Вякнувшая было батарея ПТО, которая так легко и просто расправилась с танкистами Элькина, была с особенным удовольствием сметена канонирами «Смоленска». Старый кораблик с молодецкой удалью просто забросал врага 122-мм осколочными гранатами в корпусах из хрупкого сталистого чугуна, дающих, как известно, замечательно большое число убойных осколков. Интересно, что сами пушки при этом особенно и не пострадали. В отличие от расчетов.
Проходя под Холмским мостом, корабли заваливали мачты, а сигнальщики прижимались животами к палубам мостиков, чтобы не снесло за борт.
Последним в кильватерном строю шла канонерская лодка «Верный». Сбавив ход до самого малого, она вылезла носом на берег, а чего не вылезти — осадка сорок сантиметров, и с борта хлынула на берег волна в синеющих сквозь расстегнутый ворот бушлатов тельняшках — 9-я Отдельная рота морской пехоты, иначе же «Черная смерть».

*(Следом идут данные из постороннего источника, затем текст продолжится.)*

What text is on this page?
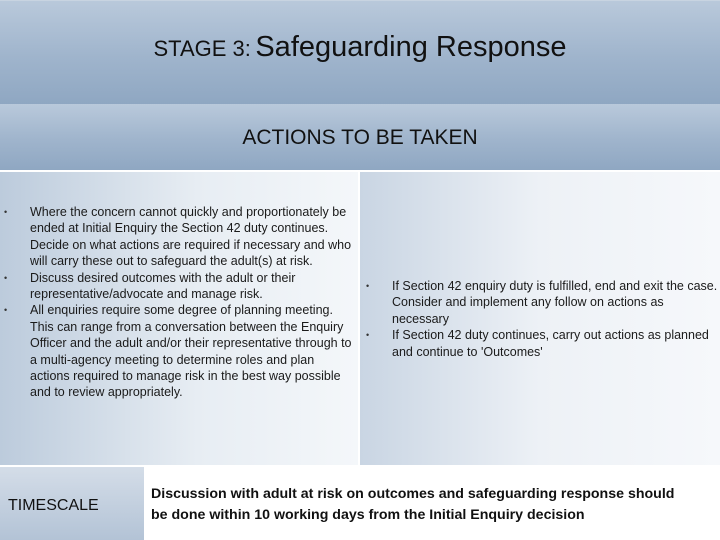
STAGE 3: Safeguarding Response
ACTIONS TO BE TAKEN
• Where the concern cannot quickly and proportionately be ended at Initial Enquiry the Section 42 duty continues. Decide on what actions are required if necessary and who will carry these out to safeguard the adult(s) at risk.
• Discuss desired outcomes with the adult or their representative/advocate and manage risk.
• All enquiries require some degree of planning meeting. This can range from a conversation between the Enquiry Officer and the adult and/or their representative through to a multi-agency meeting to determine roles and plan actions required to manage risk in the best way possible and to review appropriately.
• If Section 42 enquiry duty is fulfilled, end and exit the case. Consider and implement any follow on actions as necessary
• If Section 42 duty continues, carry out actions as planned and continue to 'Outcomes'
TIMESCALE
Discussion with adult at risk on outcomes and safeguarding response should
be done within 10 working days from the Initial Enquiry decision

В проеме Холмских ворот у кольцевой казармы Фомин поправил на плече автомат ППД и совершенно спокойно сказал Гаврилову:
— Ну, мне пора…
— Отставить, ты мне нужен здесь, очень нужен! — безуспешно попытался остановить его Гаврилов.
— Я тебе не подчинен, майор… извини. Я вообще — с повышением аж на дивизии, и совсем в другом корпусе, забыл? А остаться, извини, не могу — коммунист я, понимаешь? Вот оно какое дело… — совершенно спокойно ответил Фролов.
— Погоди, Моисеич… — задержал его Гаврилов, схватив за запыленный, испачканный краснокирпичной пылью рукав. — Хотел тебя спросить… Ты домой к себе сбегал? Как там твои, уехали? Успели?
— Да, сбегал, спасибо, все хорошо! — мертвым голосом ответил Фролов.
Низкий холмик из битого кирпича во дворе ДНС № 5. В холмик воткнута палочка, в расщепе которой зажата фотография из семейного альбома. Августа и Юрочка, обнявшись, улыбаются…
Встав в проеме ворот, Фомин тихо и, как бы деловито, говорит:
— Коммунисты, вперед. Будем карать гадов!
И пошел, спокойным таким, уверенным шагом. Не оборачиваясь.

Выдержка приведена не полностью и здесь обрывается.